Wasira served as Deputy Minister of Agriculture in the first phase Government under President Julius Nyerere and also served as the Deputy Minister for Local Government and later as the Minister of Agriculture and Livestock Development under the second phase President Ali Hassan Mwinyi.

He was appointed as Minister of Water on January 4, 2006, when Jakaya Kikwete, who had been elected president, named his new cabinet. He was then moved to the position of Minister for Agriculture, Food Security and Cooperatives on October 15, 2006, and on February 12, 2008, he was named as the Minister in the Prime Minister's Office for Regional Administration and Local Government.

On November 24, 2010, Wasira was named Minister of State in the President's Office for Social Relations and Coordination in the newly formed cabinet after the October 2010 elections.

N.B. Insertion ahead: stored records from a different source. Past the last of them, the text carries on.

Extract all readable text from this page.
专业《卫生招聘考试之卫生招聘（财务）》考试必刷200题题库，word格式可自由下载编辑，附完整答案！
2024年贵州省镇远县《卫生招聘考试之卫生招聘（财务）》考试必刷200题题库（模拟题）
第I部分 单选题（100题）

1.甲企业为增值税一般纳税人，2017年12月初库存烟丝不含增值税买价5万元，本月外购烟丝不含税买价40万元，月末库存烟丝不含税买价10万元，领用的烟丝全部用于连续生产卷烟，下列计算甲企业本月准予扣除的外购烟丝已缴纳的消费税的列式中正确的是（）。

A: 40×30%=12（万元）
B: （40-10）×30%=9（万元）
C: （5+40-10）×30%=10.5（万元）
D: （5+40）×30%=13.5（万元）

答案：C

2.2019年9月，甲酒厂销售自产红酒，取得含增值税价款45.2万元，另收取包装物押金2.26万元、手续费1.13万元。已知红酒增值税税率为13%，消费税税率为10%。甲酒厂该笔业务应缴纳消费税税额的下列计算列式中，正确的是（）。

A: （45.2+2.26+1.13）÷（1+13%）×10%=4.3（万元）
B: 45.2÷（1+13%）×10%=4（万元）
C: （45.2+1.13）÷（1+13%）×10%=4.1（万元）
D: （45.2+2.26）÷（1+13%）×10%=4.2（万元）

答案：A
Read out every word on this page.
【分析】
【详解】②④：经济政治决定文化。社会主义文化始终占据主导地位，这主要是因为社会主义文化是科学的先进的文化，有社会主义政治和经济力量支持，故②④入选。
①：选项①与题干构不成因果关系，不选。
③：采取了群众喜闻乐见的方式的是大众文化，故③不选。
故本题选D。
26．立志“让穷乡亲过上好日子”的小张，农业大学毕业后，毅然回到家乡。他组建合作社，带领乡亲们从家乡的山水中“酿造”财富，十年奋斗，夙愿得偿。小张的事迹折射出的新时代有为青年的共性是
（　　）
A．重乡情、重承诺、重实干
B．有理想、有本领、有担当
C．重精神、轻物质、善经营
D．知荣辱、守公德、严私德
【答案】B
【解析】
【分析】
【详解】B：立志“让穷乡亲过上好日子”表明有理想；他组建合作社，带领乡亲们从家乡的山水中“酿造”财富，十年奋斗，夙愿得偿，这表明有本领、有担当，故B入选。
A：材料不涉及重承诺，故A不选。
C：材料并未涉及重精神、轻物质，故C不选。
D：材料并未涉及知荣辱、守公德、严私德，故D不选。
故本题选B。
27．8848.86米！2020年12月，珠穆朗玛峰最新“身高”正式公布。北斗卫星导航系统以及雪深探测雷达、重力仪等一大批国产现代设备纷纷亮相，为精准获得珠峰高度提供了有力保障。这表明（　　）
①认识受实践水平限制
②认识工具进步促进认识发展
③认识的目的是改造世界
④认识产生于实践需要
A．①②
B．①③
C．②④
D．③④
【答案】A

Within the ruling Chama cha Mapinduzi, most recently he was a member of the 370-member National Executive Committee (NEC), the highest policy and decision-making body of the ruling party. He served in this position since 2007. In November 2012, he was overwhelmingly re-elected by the party's National Congress to serve another five-year term. Also, in 2011, he was elected a member of the party's powerful 28-member Central Committee (CC) He continued serving as a member of the Central Committee after being re-elected in February 2013 up to December 2017. and later returned for another term from 2022 to 2023. His leadership role in the party expanded when he was selected the Vice Chairman in January 2025, succeeding Abdulrahman Kinana

==Education==
- BA in Economics & International Studies, American University in Washington, DC, USA.
- MA in economics (Applied Economics), American University in Washington, DC, USA.
- Masters in Public Administration, American University in Washington, DC, USA.